So I went a little crazy the other day and decided I needed new stays for an event I'm attending a week from Saturday! And that I also need other things, such as an apron, a flat cap, and maybe even a new jacket. . . What can I say? The 18th century sewing bug has bitten - and hard! It was around this time of year many moons ago when I first started falling in love with reproducing 18th century, so every year around this time I start getting obsessed with 18c all over again, and I'm sure that is helping me feel inspired to take on so much just now. ;)
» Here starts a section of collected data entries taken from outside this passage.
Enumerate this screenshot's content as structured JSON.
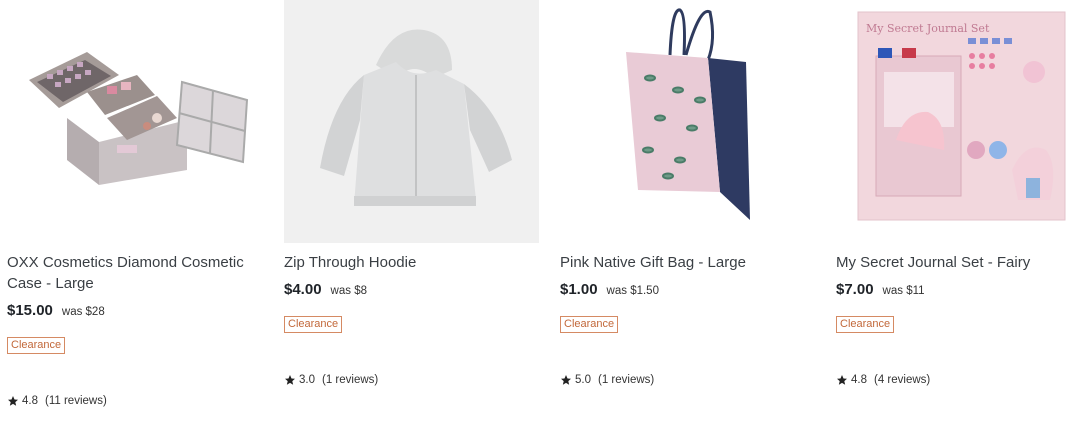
{
  "products": [
    {
      "title": "OXX Cosmetics Diamond Cosmetic Case - Large",
      "price": "$15.00",
      "was": "was $28",
      "badge": "Clearance",
      "rating": "4.8",
      "reviews": "(11 reviews)",
      "image": "cosmetic-case-image"
    },
    {
      "title": "Zip Through Hoodie",
      "price": "$4.00",
      "was": "was $8",
      "badge": "Clearance",
      "rating": "3.0",
      "reviews": "(1 reviews)",
      "image": "hoodie-image"
    },
    {
      "title": "Pink Native Gift Bag - Large",
      "price": "$1.00",
      "was": "was $1.50",
      "badge": "Clearance",
      "rating": "5.0",
      "reviews": "(1 reviews)",
      "image": "gift-bag-image"
    },
    {
      "title": "My Secret Journal Set - Fairy",
      "price": "$7.00",
      "was": "was $11",
      "badge": "Clearance",
      "rating": "4.8",
      "reviews": "(4 reviews)",
      "image": "journal-set-image",
      "image_text": "My Secret Journal Set"
    }
  ],
  "colors": {
    "badge": "#c2683a",
    "text": "#3a3f44",
    "price": "#1f2328"
  }
}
As much as I'd love beautifully period-correct, hand-sewn stays out of fine fabrics, with a deadline like that, I had to be sensible and take short cuts. That said, I also want those period-correct stays some day. So here's my happy medium, so far:
I did thus far by machine. This is a different construction method than I typically use. I'm used to constructing cover layer and lining layer separately, sewing them at CF and CB, and then flipping them, and sewing boning channels. What I've done here is turn the raw edges for each panel inwards, and sewn the cover layer to lining layer, and sewn all boning channels. . . (And the blue you're seeing is the washable marker, which I'm about to wash out - not stitching lines. I was boring and did the stitching in white. But hey, my previous stays are cream, and then pink with white, so I had no boring white stays yet!) So now, I'll whip the panels together by hand. . . And then I just need to wait for some missing boning lengths to arrive, and then it's just binding and eyelets. (Neither of which technically need to be done in order for them to be worn, so even if that boning arrives at the eleventh hour, I should be okay!)
Oh, and for the record, this is the newer JP Ryan stays pattern (the one that has straps).